EUR/USD came under heavy bearish pressure on the first trading day of 2025 and dropped to its weakest level in over two years at 1.0224. Although the pair stages a rebound toward 1.0300 in the European morning on Friday, the technical outlook suggests that the near-term bias remains bearish.
The broad-based US Dollar (USD) strength weighed heavily on EUR/USD on Thursday. The data published by the US Department of Labor showed that the weekly Initial Jobless Claims declined to 211,000 in the week ending December 28 from 220,000 in the previous week. This reading came in below the market expectation of 222,000 and helped the USD gather strength.

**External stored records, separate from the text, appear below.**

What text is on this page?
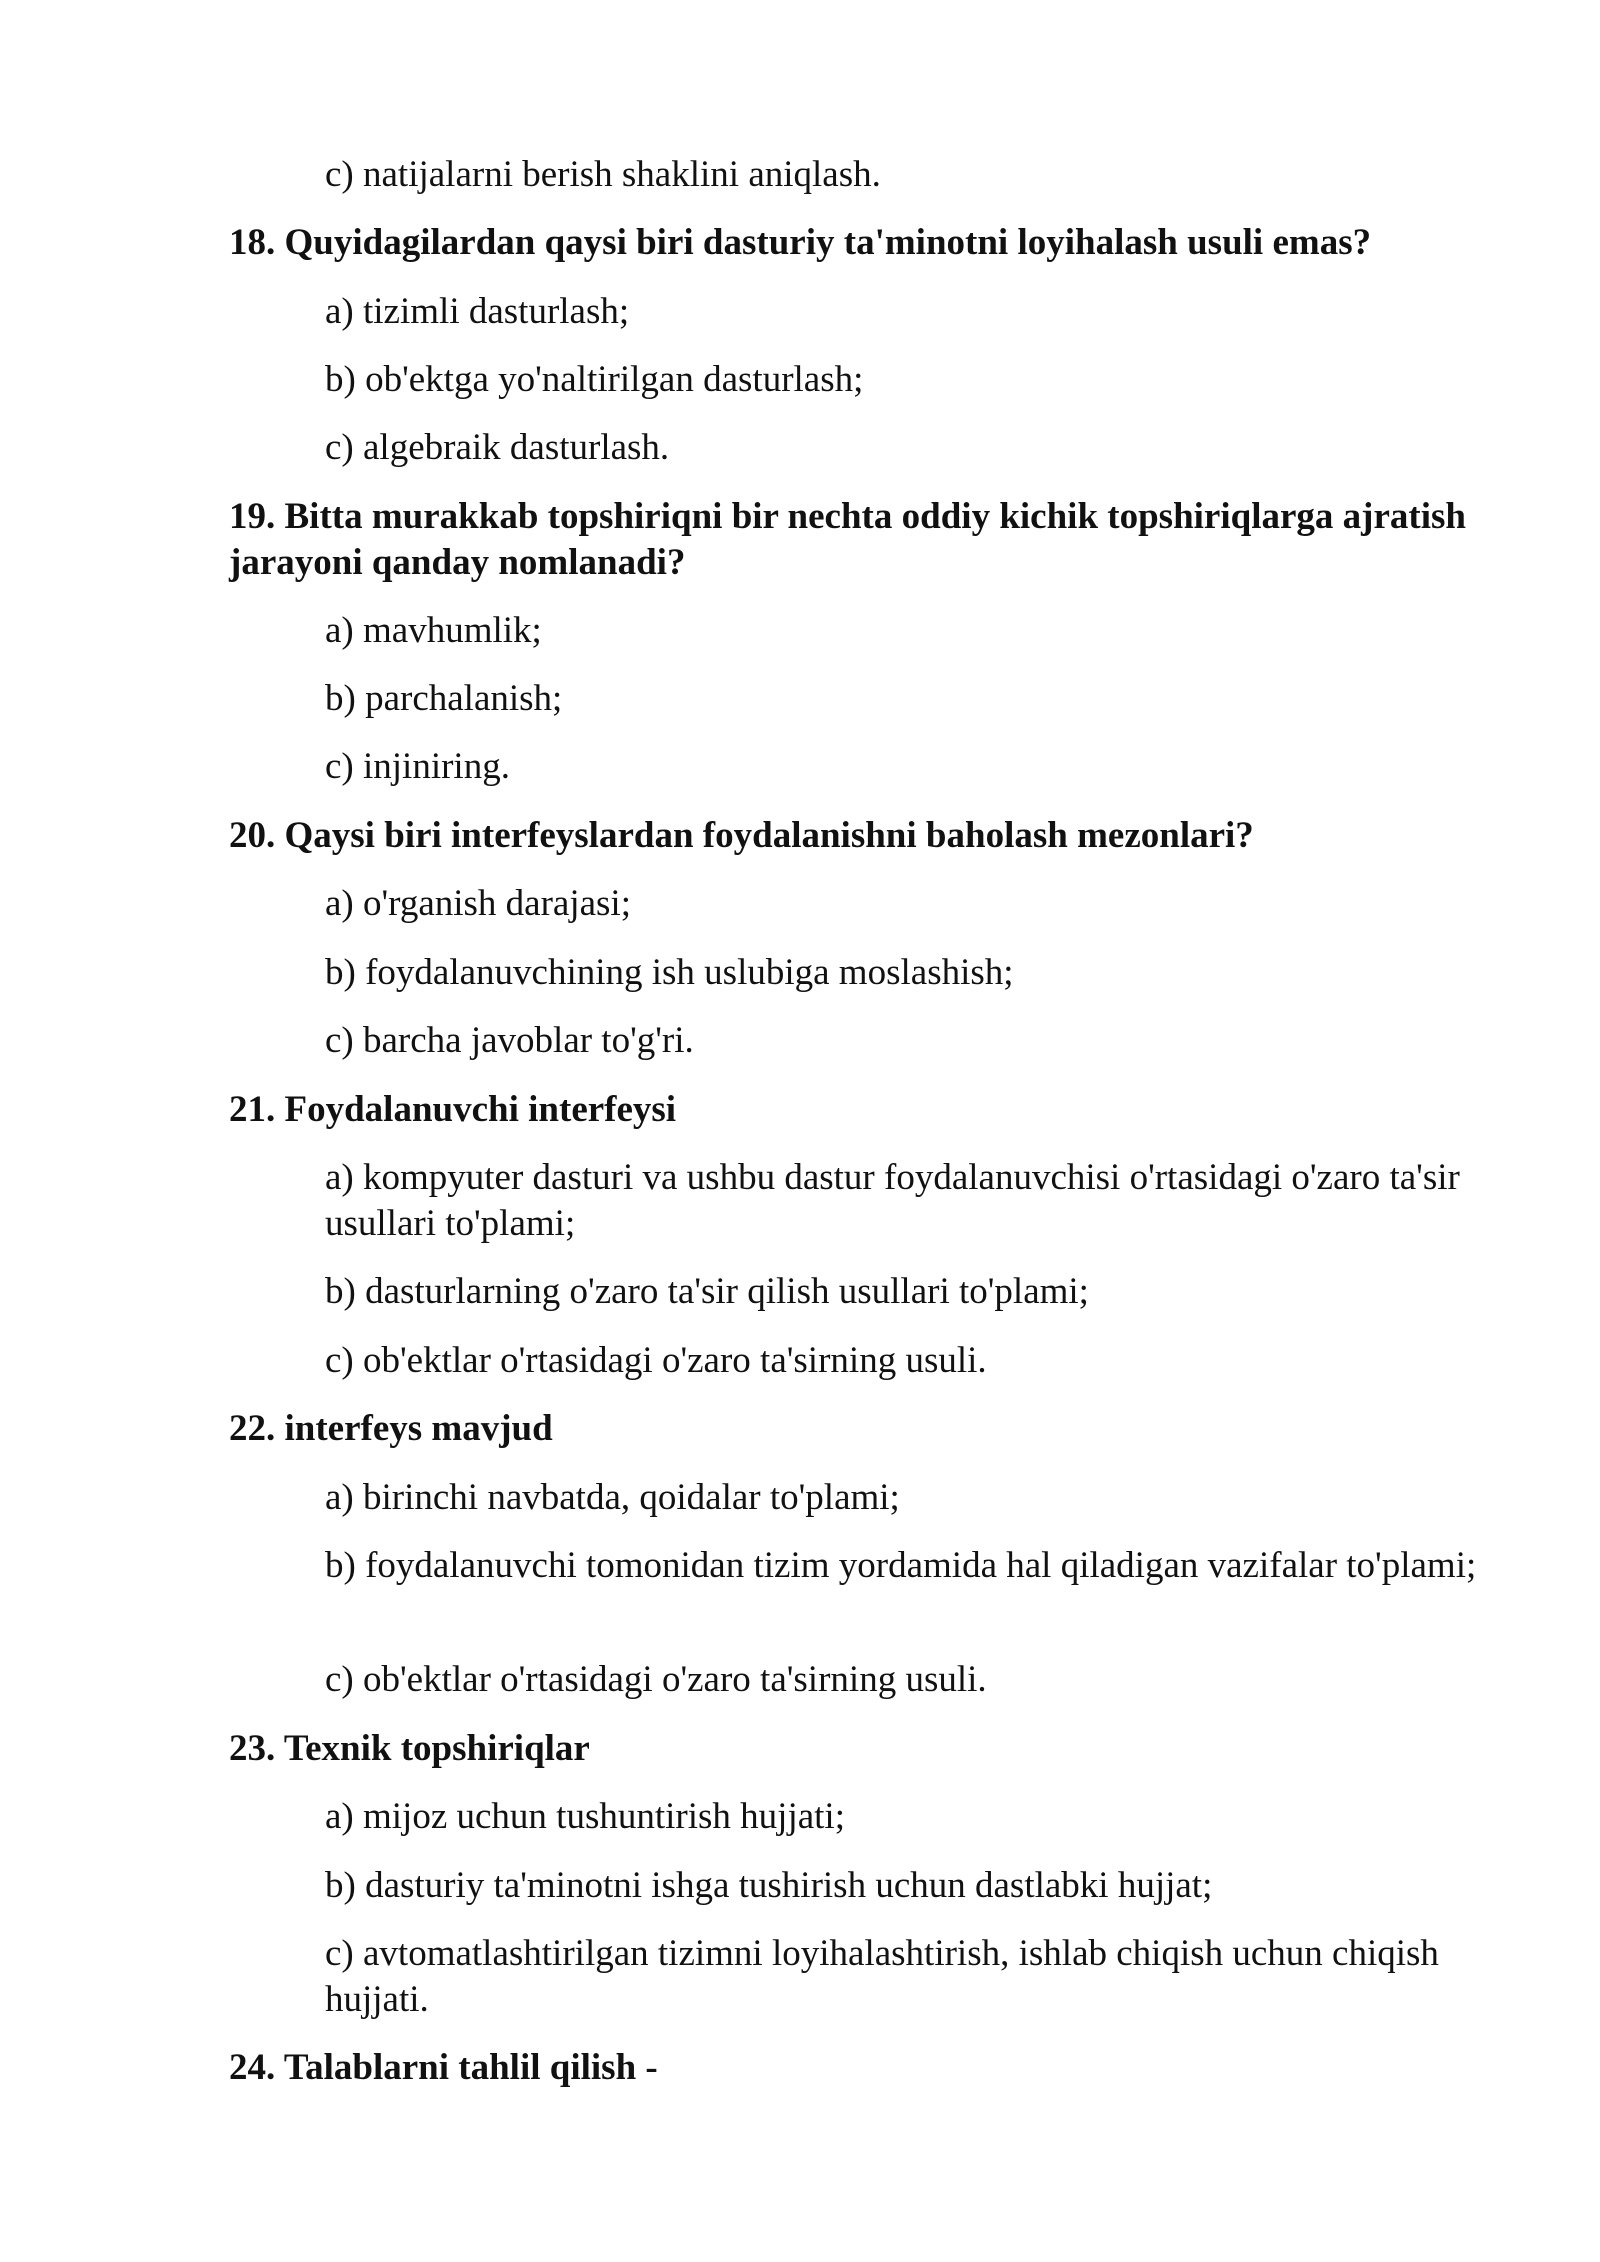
c) natijalarni berish shaklini aniqlash.
18. Quyidagilardan qaysi biri dasturiy ta'minotni loyihalash usuli emas?
a) tizimli dasturlash;
b) ob'ektga yo'naltirilgan dasturlash;
c) algebraik dasturlash.
19. Bitta murakkab topshiriqni bir nechta oddiy kichik topshiriqlarga ajratish jarayoni qanday nomlanadi?
a) mavhumlik;
b) parchalanish;
c) injiniring.
20. Qaysi biri interfeyslardan foydalanishni baholash mezonlari?
a) o'rganish darajasi;
b) foydalanuvchining ish uslubiga moslashish;
c) barcha javoblar to'g'ri.
21. Foydalanuvchi interfeysi
a) kompyuter dasturi va ushbu dastur foydalanuvchisi o'rtasidagi o'zaro ta'sir usullari to'plami;
b) dasturlarning o'zaro ta'sir qilish usullari to'plami;
c) ob'ektlar o'rtasidagi o'zaro ta'sirning usuli.
22. interfeys mavjud
a) birinchi navbatda, qoidalar to'plami;
b) foydalanuvchi tomonidan tizim yordamida hal qiladigan vazifalar to'plami;
c) ob'ektlar o'rtasidagi o'zaro ta'sirning usuli.
23. Texnik topshiriqlar
a) mijoz uchun tushuntirish hujjati;
b) dasturiy ta'minotni ishga tushirish uchun dastlabki hujjat;
c) avtomatlashtirilgan tizimni loyihalashtirish, ishlab chiqish uchun chiqish hujjati.
24. Talablarni tahlil qilish -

Additionally, the cautious market stance put additional weight on EUR/USD's shoulders.
In the American session on Friday, the ISM Manufacturing Purchasing Managers Index (PMI) data for December will be watched closely.
The headline Manufacturing PMI is expected to match November's reading of 48.4. Investors will also pay close attention to the inflation component, the Prices Paid Index, which is forecast to rise to 51.7 from 50.3. A bigger increase than expected in the inflation component could support the USD and make it difficult for EUR/USD to hold its ground heading into the weekend. On the other hand, a disappointing headline PMI could have the opposite effect on the pair's action.
The Relative Strength Index (RSI) indicator on the 4-hour chart recovered slightly above 30 from near-20 it touched on Thursday, suggesting that the bearish bias remains intact following a technical correction from oversold levels.
On the upside, 1.0300 (static level, round level) aligns as immediate resistance before 1.0350 (20-period Simple Moving Average (SMA), static level) and 1.0390-1.0400 (50-period SMA, static level). Looking south, first support could be seen at 1.0240 (static level) ahead of 1.0200 (static level, round level) and 1.0160 (static level from July 2022).